Achevée en 1805, la construction se composait de deux parties : la grande serre chaude et le bâtiment de réception d'où l'on pouvait contempler cette dernière. Les serres chauffées permettaient la culture de variétés exotiques et d'arbres pouvant atteindre cinq mètres de haut. Ces espèces rares, parmi lesquelles l'hortensia, étaient ramenées par le naturaliste Bonpland. C'est ici que le botaniste Redouté dessina les plus beaux spécimens de la roseraie.
 
La serre disparut à la mort d'Eugène, fils de l'impératrice. Aujourd'hui seul subsiste le corps de bâtiment central avec son charmant salon principal aménagé par Berthault où Joséphine recevait ses invités pour une tasse de thé après la visite des serres.
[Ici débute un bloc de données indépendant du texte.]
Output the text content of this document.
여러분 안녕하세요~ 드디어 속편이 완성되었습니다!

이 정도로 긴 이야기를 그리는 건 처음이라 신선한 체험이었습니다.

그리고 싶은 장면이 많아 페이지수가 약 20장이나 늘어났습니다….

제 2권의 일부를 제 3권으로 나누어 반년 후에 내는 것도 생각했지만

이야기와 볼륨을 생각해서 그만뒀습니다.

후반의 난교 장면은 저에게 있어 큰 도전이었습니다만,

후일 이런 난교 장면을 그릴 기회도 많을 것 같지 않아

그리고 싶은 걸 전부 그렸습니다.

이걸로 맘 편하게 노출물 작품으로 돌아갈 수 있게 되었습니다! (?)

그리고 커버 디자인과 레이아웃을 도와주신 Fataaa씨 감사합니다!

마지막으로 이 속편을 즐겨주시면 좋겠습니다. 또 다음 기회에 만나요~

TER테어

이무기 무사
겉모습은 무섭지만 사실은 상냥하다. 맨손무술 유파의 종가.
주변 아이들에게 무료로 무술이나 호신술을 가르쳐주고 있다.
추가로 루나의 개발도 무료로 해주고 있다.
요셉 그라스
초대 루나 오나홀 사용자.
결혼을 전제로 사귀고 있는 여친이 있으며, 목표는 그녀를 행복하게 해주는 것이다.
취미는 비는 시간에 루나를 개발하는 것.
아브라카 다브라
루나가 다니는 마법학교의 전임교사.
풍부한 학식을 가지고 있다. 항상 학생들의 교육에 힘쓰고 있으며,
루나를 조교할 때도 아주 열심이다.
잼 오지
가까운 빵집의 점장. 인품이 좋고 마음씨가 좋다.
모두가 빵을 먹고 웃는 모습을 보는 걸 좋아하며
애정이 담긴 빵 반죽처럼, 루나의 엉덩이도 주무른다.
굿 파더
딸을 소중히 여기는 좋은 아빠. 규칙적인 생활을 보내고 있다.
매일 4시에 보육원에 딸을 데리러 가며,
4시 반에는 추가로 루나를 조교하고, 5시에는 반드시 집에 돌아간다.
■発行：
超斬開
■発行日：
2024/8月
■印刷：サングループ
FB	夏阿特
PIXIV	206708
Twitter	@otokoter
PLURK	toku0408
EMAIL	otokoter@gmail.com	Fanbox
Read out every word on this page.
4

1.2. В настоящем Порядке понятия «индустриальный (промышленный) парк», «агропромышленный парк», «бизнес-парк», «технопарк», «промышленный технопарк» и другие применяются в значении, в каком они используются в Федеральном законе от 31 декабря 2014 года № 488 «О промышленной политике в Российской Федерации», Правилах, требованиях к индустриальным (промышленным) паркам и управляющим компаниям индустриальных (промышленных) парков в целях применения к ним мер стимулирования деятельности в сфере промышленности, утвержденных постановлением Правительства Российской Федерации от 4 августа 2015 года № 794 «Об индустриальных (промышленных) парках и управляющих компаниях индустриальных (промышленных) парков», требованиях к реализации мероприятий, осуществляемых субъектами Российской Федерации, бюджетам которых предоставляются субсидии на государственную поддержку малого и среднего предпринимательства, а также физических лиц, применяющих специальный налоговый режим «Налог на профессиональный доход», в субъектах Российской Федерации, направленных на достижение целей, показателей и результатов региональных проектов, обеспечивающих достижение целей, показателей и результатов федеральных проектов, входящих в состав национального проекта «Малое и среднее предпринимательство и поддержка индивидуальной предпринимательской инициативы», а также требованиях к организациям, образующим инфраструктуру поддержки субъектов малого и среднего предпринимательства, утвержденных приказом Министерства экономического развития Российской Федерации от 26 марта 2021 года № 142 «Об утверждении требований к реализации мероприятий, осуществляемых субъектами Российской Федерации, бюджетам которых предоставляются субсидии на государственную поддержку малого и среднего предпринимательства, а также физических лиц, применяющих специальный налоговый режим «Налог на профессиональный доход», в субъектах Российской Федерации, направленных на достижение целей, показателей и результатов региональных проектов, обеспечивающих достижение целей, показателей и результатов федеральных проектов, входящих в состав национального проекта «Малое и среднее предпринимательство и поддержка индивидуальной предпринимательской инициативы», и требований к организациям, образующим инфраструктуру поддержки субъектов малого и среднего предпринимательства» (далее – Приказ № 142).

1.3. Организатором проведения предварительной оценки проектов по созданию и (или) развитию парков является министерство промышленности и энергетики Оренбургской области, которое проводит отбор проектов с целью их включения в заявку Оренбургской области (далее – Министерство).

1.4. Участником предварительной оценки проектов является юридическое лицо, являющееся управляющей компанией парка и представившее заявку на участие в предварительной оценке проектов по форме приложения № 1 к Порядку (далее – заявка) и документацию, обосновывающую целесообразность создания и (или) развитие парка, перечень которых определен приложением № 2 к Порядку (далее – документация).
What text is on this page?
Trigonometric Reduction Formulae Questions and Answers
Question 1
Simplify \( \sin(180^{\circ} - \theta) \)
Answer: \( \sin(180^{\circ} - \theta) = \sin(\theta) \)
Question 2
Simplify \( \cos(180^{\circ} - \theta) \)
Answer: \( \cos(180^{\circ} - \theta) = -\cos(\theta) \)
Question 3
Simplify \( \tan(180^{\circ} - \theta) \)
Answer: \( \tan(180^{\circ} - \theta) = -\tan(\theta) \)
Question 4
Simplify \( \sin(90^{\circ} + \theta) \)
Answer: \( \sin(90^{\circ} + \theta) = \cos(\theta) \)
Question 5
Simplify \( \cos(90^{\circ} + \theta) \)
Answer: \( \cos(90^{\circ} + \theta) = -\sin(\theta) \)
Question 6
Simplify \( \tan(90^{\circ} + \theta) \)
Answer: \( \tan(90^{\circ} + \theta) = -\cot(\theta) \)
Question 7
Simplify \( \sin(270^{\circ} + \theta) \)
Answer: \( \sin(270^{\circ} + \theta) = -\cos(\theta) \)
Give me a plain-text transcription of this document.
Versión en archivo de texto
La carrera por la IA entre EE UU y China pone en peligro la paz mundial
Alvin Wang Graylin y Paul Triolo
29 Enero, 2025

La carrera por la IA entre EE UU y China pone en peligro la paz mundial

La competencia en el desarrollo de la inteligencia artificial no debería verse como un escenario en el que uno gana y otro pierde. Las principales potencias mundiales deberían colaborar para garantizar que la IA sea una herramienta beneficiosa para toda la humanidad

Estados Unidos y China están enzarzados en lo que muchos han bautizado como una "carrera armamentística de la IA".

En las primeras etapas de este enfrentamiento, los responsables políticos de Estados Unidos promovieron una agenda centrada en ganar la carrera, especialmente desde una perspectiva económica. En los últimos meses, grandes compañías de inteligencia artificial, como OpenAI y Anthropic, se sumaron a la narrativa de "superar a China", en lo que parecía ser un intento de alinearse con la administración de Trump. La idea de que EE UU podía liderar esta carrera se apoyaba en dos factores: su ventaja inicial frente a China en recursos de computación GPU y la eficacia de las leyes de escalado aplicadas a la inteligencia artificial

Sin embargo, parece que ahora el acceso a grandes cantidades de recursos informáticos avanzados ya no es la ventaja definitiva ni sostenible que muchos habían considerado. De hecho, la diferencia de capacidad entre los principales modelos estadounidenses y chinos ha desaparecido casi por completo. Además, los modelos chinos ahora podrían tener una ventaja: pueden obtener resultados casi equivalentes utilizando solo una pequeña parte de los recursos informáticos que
La famille Czarnecki, actuelle propriétaire du château, s'attache à conserver l'atmosphère exquise qui y régnait du temps de l'Empire. Le parc du château de la petite Malmaison d'une superficie de 3 hectares possède une faune et une flore exceptionnelles pour qui sait observer. Il présente une variété d'arbres de grande valeur tels les cyprès chauves aux bords de la rivière anglaise, plan d'eau alimenté par la source provenant de la forêt de Malmaison. Le jardin qui se dessine autour annonce les prémisses du jardin romantique du XIXe siècle avec ses courbes et sa nature au laisser-aller étudié.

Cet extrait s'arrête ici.